Even the Global Times, the Doberman of the Party propaganda press, suggested a good idea in a February editorial claiming the "insane U.S. accusations" reflected American intentions of "cyber hegemony." The Global Times said that "China should confront the U.S. directly. China should gather, testify, and publish evidence of the U.S.' Internet intrusions."
That would be helpful as both countries could know who is doing what to whom. Many facts as the U.S. sees them are already on the table. If China has evidence showing that the U.S. government is stealing trade secrets from Chinese companies -- or the companies of any country for that matter -- that should be exposed and stopped. After all, the White House's own February report on mitigating cyber hacking mentions a press report citing France's Central Directorate for Domestic Intelligence calling China and the United States the leading hackers of French businesses.

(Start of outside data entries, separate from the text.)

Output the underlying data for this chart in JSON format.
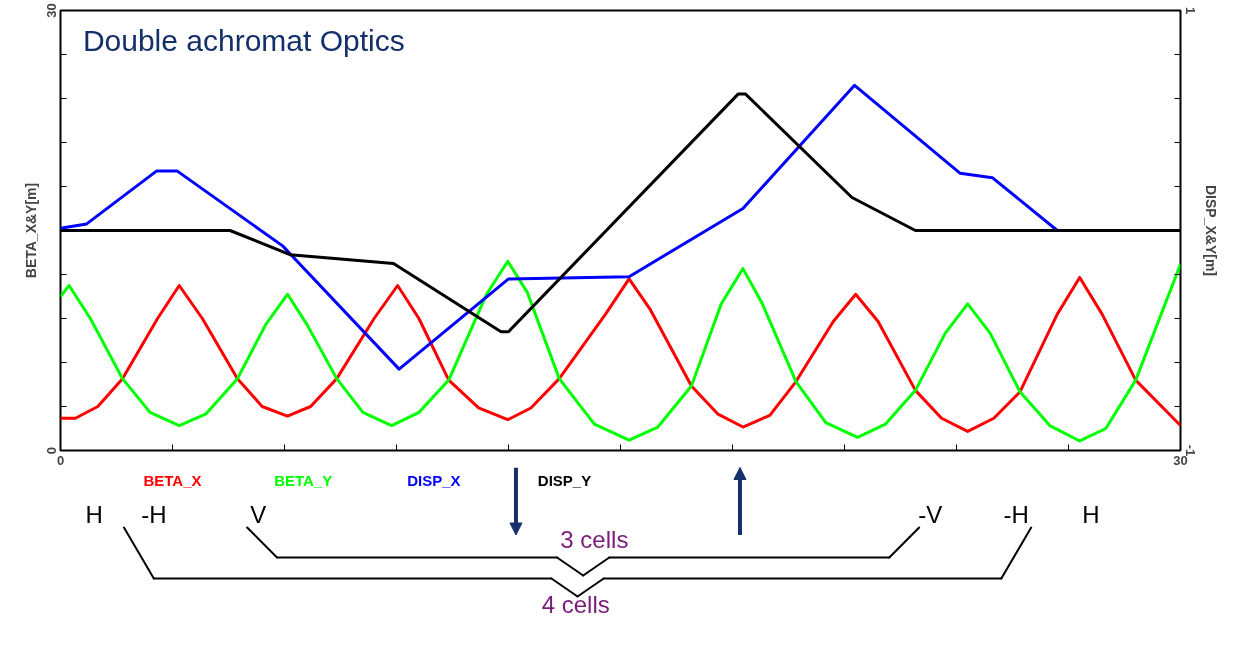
{
  "chart_data": {
    "type": "line",
    "title": "Double achromat Optics",
    "ylabel": "BETA_X&Y[m]",
    "y2label": "DISP_X&Y[m]",
    "xlim": [
      0,
      30
    ],
    "xticks": [
      0,
      {
        "value": 3,
        "label": null
      },
      {
        "value": 6,
        "label": null
      },
      {
        "value": 9,
        "label": null
      },
      {
        "value": 12,
        "label": null
      },
      {
        "value": 15,
        "label": null
      },
      {
        "value": 18,
        "label": null
      },
      {
        "value": 21,
        "label": null
      },
      {
        "value": 24,
        "label": null
      },
      {
        "value": 27,
        "label": null
      },
      30
    ],
    "ylim": [
      0,
      30
    ],
    "yticks": [
      0,
      {
        "value": 3,
        "label": null
      },
      {
        "value": 6,
        "label": null
      },
      {
        "value": 9,
        "label": null
      },
      {
        "value": 12,
        "label": null
      },
      {
        "value": 15,
        "label": null
      },
      {
        "value": 18,
        "label": null
      },
      {
        "value": 21,
        "label": null
      },
      {
        "value": 24,
        "label": null
      },
      {
        "value": 27,
        "label": null
      },
      30
    ],
    "y2lim": [
      -1,
      1
    ],
    "y2ticks": [
      -1,
      {
        "value": -0.8,
        "label": null
      },
      {
        "value": -0.6,
        "label": null
      },
      {
        "value": -0.4,
        "label": null
      },
      {
        "value": -0.2,
        "label": null
      },
      {
        "value": 0,
        "label": null
      },
      {
        "value": 0.2,
        "label": null
      },
      {
        "value": 0.4,
        "label": null
      },
      {
        "value": 0.6,
        "label": null
      },
      {
        "value": 0.8,
        "label": null
      },
      1
    ],
    "grid": false,
    "series": [
      {
        "name": "BETA_X",
        "color": "#ff0000",
        "x": [
          0,
          0.4,
          1.0,
          1.66,
          2.6,
          3.18,
          3.8,
          4.74,
          5.4,
          6.08,
          6.7,
          7.4,
          8.4,
          9.03,
          9.6,
          10.4,
          11.2,
          11.98,
          12.6,
          13.36,
          14.6,
          15.23,
          15.8,
          16.9,
          17.6,
          18.28,
          19.0,
          19.7,
          20.7,
          21.3,
          21.9,
          22.9,
          23.6,
          24.3,
          25.0,
          25.7,
          26.7,
          27.3,
          27.9,
          28.8,
          30
        ],
        "values": [
          2.2,
          2.2,
          3.0,
          4.9,
          9.0,
          11.25,
          9.0,
          4.9,
          3.0,
          2.35,
          3.0,
          4.9,
          9.0,
          11.25,
          9.0,
          4.8,
          2.9,
          2.1,
          2.9,
          4.9,
          9.3,
          11.7,
          9.6,
          4.4,
          2.5,
          1.6,
          2.4,
          4.7,
          8.8,
          10.65,
          8.8,
          4.1,
          2.2,
          1.3,
          2.2,
          4.0,
          9.3,
          11.8,
          9.3,
          4.8,
          1.7
        ]
      },
      {
        "name": "BETA_Y",
        "color": "#00ff00",
        "x": [
          0,
          0.23,
          0.8,
          1.66,
          2.4,
          3.18,
          3.9,
          4.74,
          5.5,
          6.08,
          6.6,
          7.4,
          8.1,
          8.87,
          9.6,
          10.4,
          11.4,
          11.98,
          12.5,
          13.36,
          14.3,
          15.23,
          16.0,
          16.9,
          17.7,
          18.28,
          18.8,
          19.7,
          20.5,
          21.35,
          22.1,
          22.9,
          23.7,
          24.3,
          24.9,
          25.7,
          26.5,
          27.3,
          28.0,
          28.8,
          30
        ],
        "values": [
          10.5,
          11.25,
          9.0,
          4.9,
          2.6,
          1.7,
          2.5,
          4.9,
          8.6,
          10.65,
          8.6,
          4.9,
          2.6,
          1.7,
          2.6,
          4.8,
          10.6,
          12.9,
          10.8,
          4.9,
          1.8,
          0.7,
          1.6,
          4.4,
          10.0,
          12.4,
          10.0,
          4.7,
          1.9,
          0.9,
          1.8,
          4.1,
          8.0,
          10.0,
          8.0,
          4.0,
          1.7,
          0.65,
          1.5,
          4.8,
          12.7
        ]
      },
      {
        "name": "DISP_X",
        "color": "#0000ff",
        "axis": "y2",
        "x": [
          0,
          0.7,
          2.57,
          3.13,
          5.95,
          9.07,
          12.0,
          15.23,
          18.28,
          21.27,
          24.1,
          24.96,
          26.7,
          30
        ],
        "values": [
          0.01,
          0.03,
          0.27,
          0.27,
          -0.07,
          -0.63,
          -0.22,
          -0.21,
          0.1,
          0.66,
          0.26,
          0.24,
          0.0,
          0.0
        ]
      },
      {
        "name": "DISP_Y",
        "color": "#000000",
        "axis": "y2",
        "x": [
          0,
          4.54,
          6.15,
          8.92,
          11.8,
          12.0,
          18.15,
          18.35,
          21.2,
          22.9,
          30
        ],
        "values": [
          0.0,
          0.0,
          -0.11,
          -0.15,
          -0.46,
          -0.46,
          0.62,
          0.62,
          0.15,
          0.0,
          0.0
        ]
      }
    ],
    "annotations": [
      "H",
      "-H",
      "V",
      "-V",
      "-H",
      "H",
      "3 cells",
      "4 cells"
    ]
  }
}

As talks begin, both the U.S. and China need to step back and assess where this could be heading. Do the leaders of either nation really think a Cyber Cold War would benefit anybody? The longer this cyber-mess festers, the more distrust builds up, the more American companies question the trustworthiness of Chinese employees, the more China questions market access for American firms.
The victims I most worry about are our children, growing up in the age of globalization but in danger of being divided by distrust. Lu Lingzi's father, Lu Jun, gave an eloquent and inspired eulogy to his precious daughter in front of 1,200 mourners at her Boston University memorial this week. He cited a Chinese proverb: "Every child is actually a little Buddha that helps their parents mature and grow up."
The leaders of the U.S. and China may consider listening to Mr. Lu and manage this issue like mature grown ups who care about the world their kids will inherit.